Dal punto di vista sociale, il divario salariale contribuisce a mantenere lo status quo dei ruoli di genere, perpetuando una condizione di inferiorità delle donne nella società.
La riduzione del divario di genere è il quinto obiettivo dell’Agenda 2030 dell’ONU.
In particolare, possiamo soffermarci sul traguardo 5.1 (“Porre fine, ovunque, a ogni forma di discriminazione nei confronti di donne e ragazze”), 5.4 (“Riconoscere e valorizzare la cura e il lavoro domestico non retribuito, fornendo un servizio pubblico, infrastrutture e politiche di protezione sociale e la promozione di responsabilità condivise all’interno delle famiglie, conformemente agli standard nazionali”) e 5.5 (“Garantire piena ed effettiva partecipazione femminile e pari opportunità di leadership ad ogni livello decisionale in ambito politico, economico e della vita pubblica”).

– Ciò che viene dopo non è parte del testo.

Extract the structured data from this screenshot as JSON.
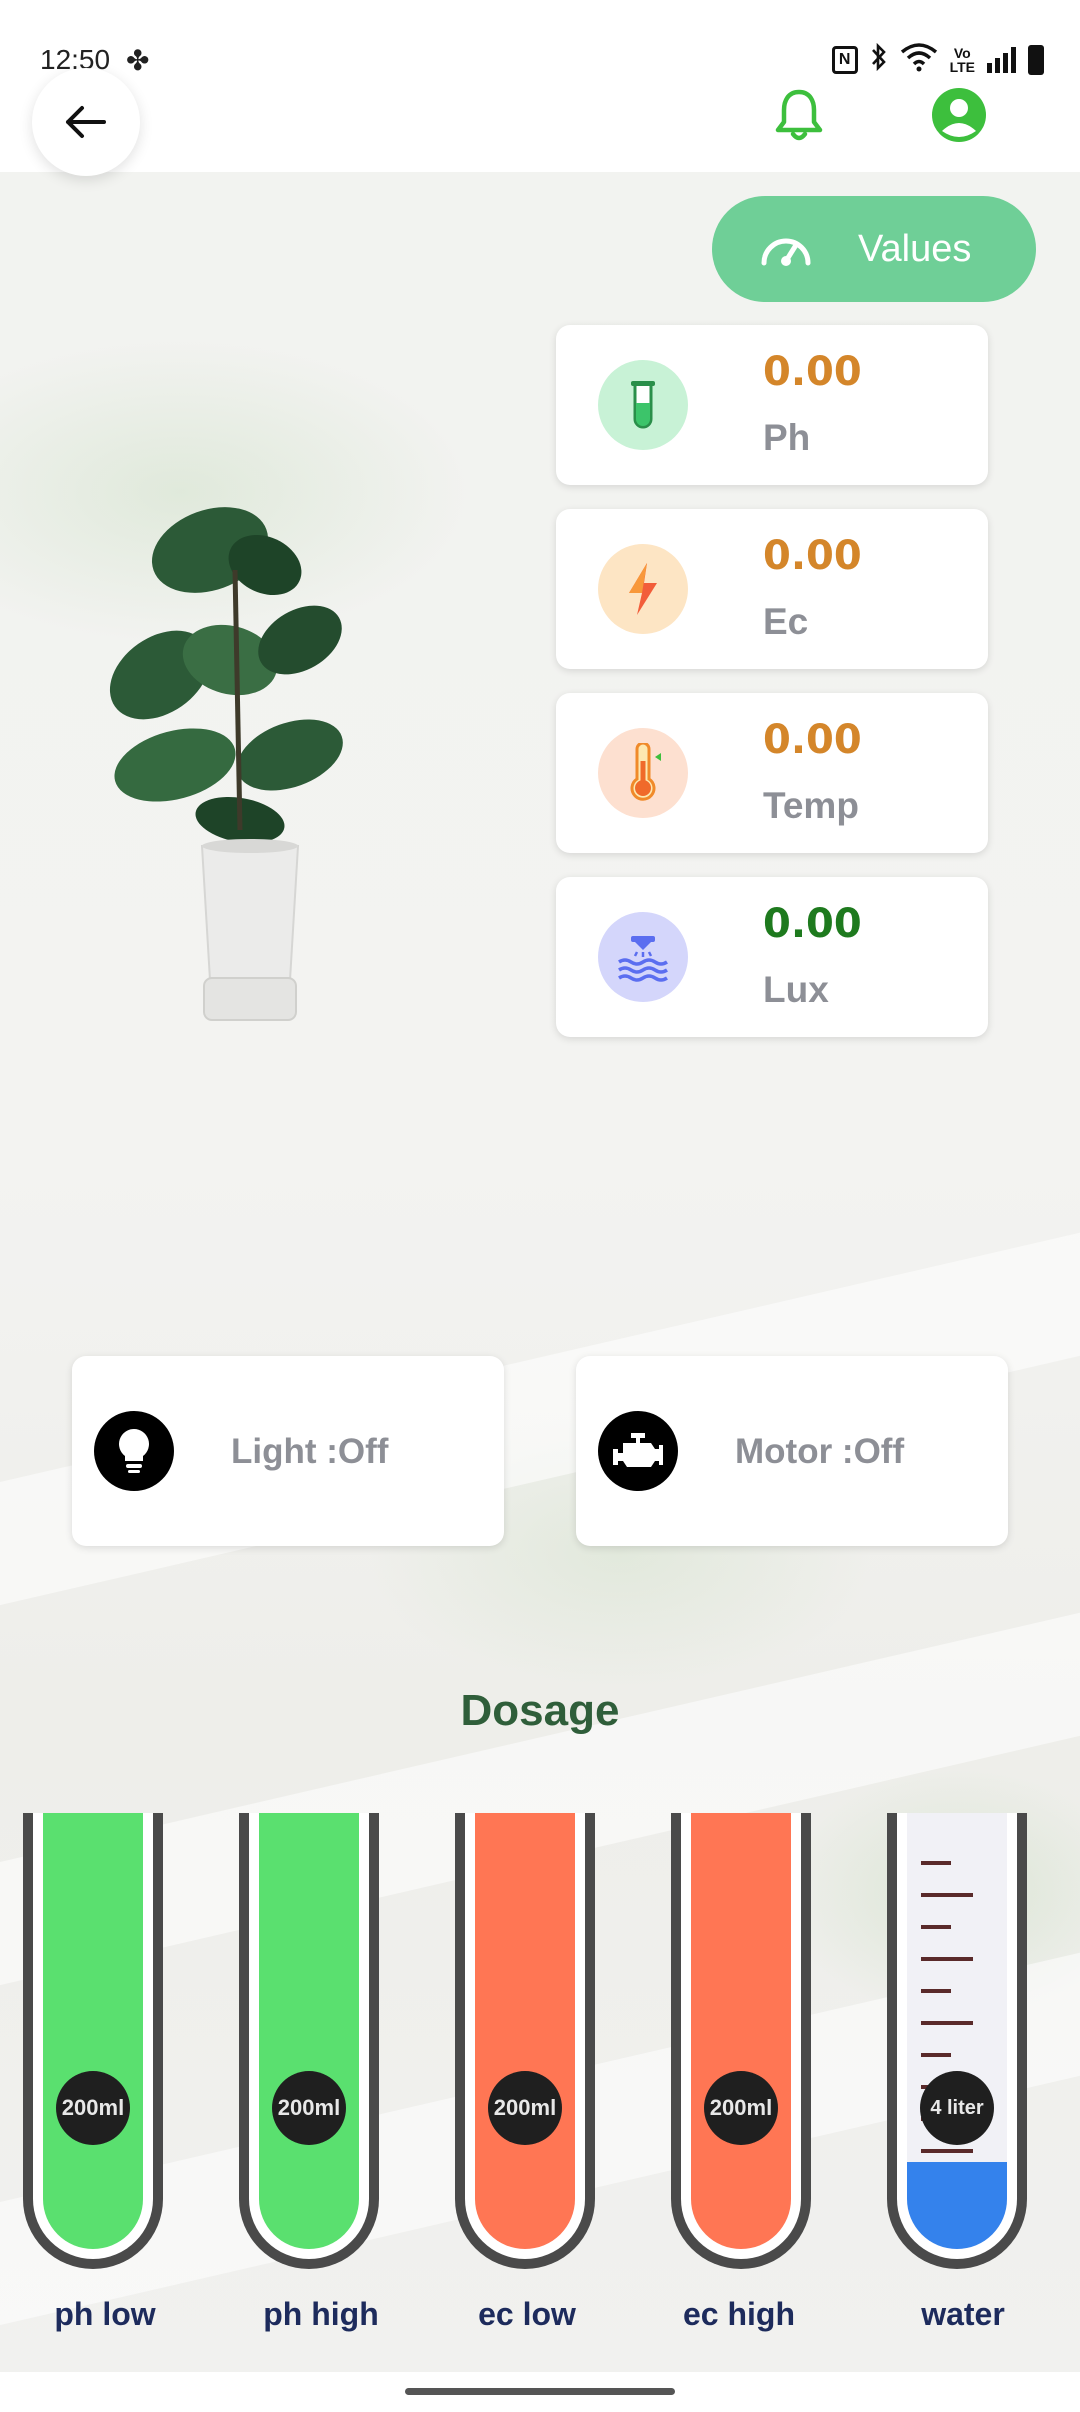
{
  "status_bar": {
    "time": "12:50",
    "icons": [
      "fan-icon",
      "nfc-icon",
      "bluetooth-icon",
      "wifi-icon",
      "volte-icon",
      "signal-icon",
      "battery-icon"
    ],
    "volte_line1": "Vo",
    "volte_line2": "LTE",
    "nfc_glyph": "N"
  },
  "header": {
    "back_icon": "arrow-left-icon",
    "notification_icon": "bell-icon",
    "profile_icon": "account-icon",
    "accent_color": "#3dbf3d"
  },
  "values_button": {
    "label": "Values",
    "icon": "speedometer-icon",
    "color": "#6fcf97"
  },
  "metrics": [
    {
      "value": "0.00",
      "label": "Ph",
      "icon": "test-tube-icon",
      "value_color": "#d4862a"
    },
    {
      "value": "0.00",
      "label": "Ec",
      "icon": "lightning-icon",
      "value_color": "#d4862a"
    },
    {
      "value": "0.00",
      "label": "Temp",
      "icon": "thermometer-icon",
      "value_color": "#d4862a"
    },
    {
      "value": "0.00",
      "label": "Lux",
      "icon": "water-waves-icon",
      "value_color": "#1e7a1e"
    }
  ],
  "devices": [
    {
      "label": "Light :Off",
      "icon": "lightbulb-icon"
    },
    {
      "label": "Motor :Off",
      "icon": "engine-icon"
    }
  ],
  "dosage": {
    "title": "Dosage",
    "tubes": [
      {
        "label": "ph low",
        "amount_line1": "200",
        "amount_line2": "ml",
        "color": "#5ae06f",
        "fill": 1.0
      },
      {
        "label": "ph high",
        "amount_line1": "200",
        "amount_line2": "ml",
        "color": "#5ae06f",
        "fill": 1.0
      },
      {
        "label": "ec low",
        "amount_line1": "200",
        "amount_line2": "ml",
        "color": "#ff7654",
        "fill": 1.0
      },
      {
        "label": "ec high",
        "amount_line1": "200",
        "amount_line2": "ml",
        "color": "#ff7654",
        "fill": 1.0
      },
      {
        "label": "water",
        "amount_line1": "4 liter",
        "amount_line2": "",
        "color": "#3482ec",
        "fill": 0.2
      }
    ]
  }
}
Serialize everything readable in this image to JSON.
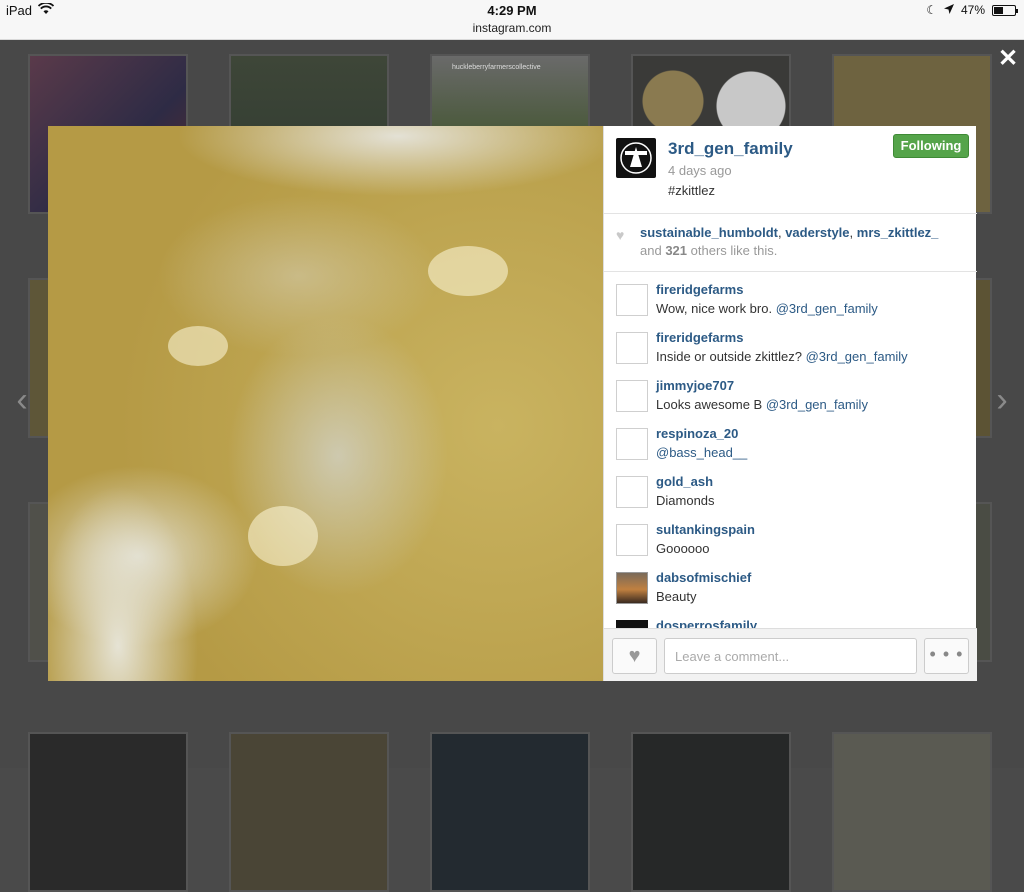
{
  "status_bar": {
    "device": "iPad",
    "time": "4:29 PM",
    "url": "instagram.com",
    "battery": "47%",
    "battery_level": 0.47
  },
  "background_tiles": {
    "tile_3_caption": "huckleberryfarmerscollective"
  },
  "post": {
    "username": "3rd_gen_family",
    "time_ago": "4 days ago",
    "caption": "#zkittlez",
    "follow_label": "Following",
    "likers": [
      "sustainable_humboldt",
      "vaderstyle",
      "mrs_zkittlez_"
    ],
    "likes_prefix": "and",
    "likes_count": "321",
    "likes_suffix": "others like this."
  },
  "comments": [
    {
      "user": "fireridgefarms",
      "text": "Wow, nice work bro.",
      "mention": "@3rd_gen_family"
    },
    {
      "user": "fireridgefarms",
      "text": "Inside or outside zkittlez?",
      "mention": "@3rd_gen_family"
    },
    {
      "user": "jimmyjoe707",
      "text": "Looks awesome B",
      "mention": "@3rd_gen_family"
    },
    {
      "user": "respinoza_20",
      "text": "",
      "mention": "@bass_head__"
    },
    {
      "user": "gold_ash",
      "text": "Diamonds",
      "mention": ""
    },
    {
      "user": "sultankingspain",
      "text": "Goooooo",
      "mention": ""
    },
    {
      "user": "dabsofmischief",
      "text": "Beauty",
      "mention": ""
    },
    {
      "user": "dosperrosfamily",
      "text": "",
      "mention": ""
    }
  ],
  "footer": {
    "comment_placeholder": "Leave a comment...",
    "more_label": "• • •"
  },
  "icons": {
    "close": "close-icon",
    "prev": "chevron-left-icon",
    "next": "chevron-right-icon",
    "heart": "heart-icon"
  }
}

Il Global Gender Gap Report 2023, ha messo in evidenza come il cammino verso la completa parità di genere è ancora lungo e impegnativo.
Per quanto concerne l'istruzione, resta solo un 4,8% di divario di genere da colmare.
Tuttavia, nelle professioni STEM, le donne sono ancora significativamente sottorappresentate, costituendo il 49,3% degli impiegati nelle professioni non STEM e appena il 29,3% in quelle STEM.
Nel mercato del lavoro, la parità di genere è ancora un obiettivo lontano: le donne affrontano tassi di disoccupazione più elevati rispetto agli uomini e, anche quando trovano lavoro, spesso si trovano in condizioni meno favorevoli.
I dati rivelano anche che le donne occupano solo il 32,2% delle posizioni dirigenziali, circa il 10% in meno rispetto alla loro presenza complessiva nella forza lavoro femminile, che è del 41,9%.
Nel campo della leadership politica, nonostante un aumento delle donne in posizioni decisionali, i divari di genere persistono.
Nel 2013, nei 76 Paesi con dati disponibili, solo il 18,7% dei membri del Parlamento erano donne, una percentuale che è salita al 22,9% nel 2022.
Al 31 dicembre 2022, il 27,9% della popolazione mondiale viveva in Paesi con un capo di Stato donna.
Il Global Gender Gap Index, è un indice che viene utilizzato per valutare la distanza di un Paese dalla parità di genere.
Va da 0 (assenza di parità) a 1 (totale parità). Con un punteggio di 0,705, il nostro Paese si posiziona al 79esimo posto (rispetto al 63esimo posto del 2022), con il punteggio più basso (0,618) nell’area “partecipazione economica e opportunità” (104esimo posto).
L'Islanda è il Paese che ha colmato oltre il 90% del divario di genere, occupando il primo posto, seguita da Norvegia e Finlandia.
Affrontare le disuguaglianze di genere richiede un aumento della partecipazione economica delle donne ed una distribuzione equa di uomini e donne nei ruoli di leadership, sia nelle aziende che nel Governo. Soluzioni concrete includono l'introduzione di congedi parentali equamente distribuiti, l'adozione di politiche di parità di genere certificate ed il rafforzamento dell'istruzione civica.
Questi interventi sono essenziali per accelerare l'eliminazione delle disuguaglianze e promuovere il riconoscimento delle persone in base alle loro competenze e capacità, indipendentemente dal genere.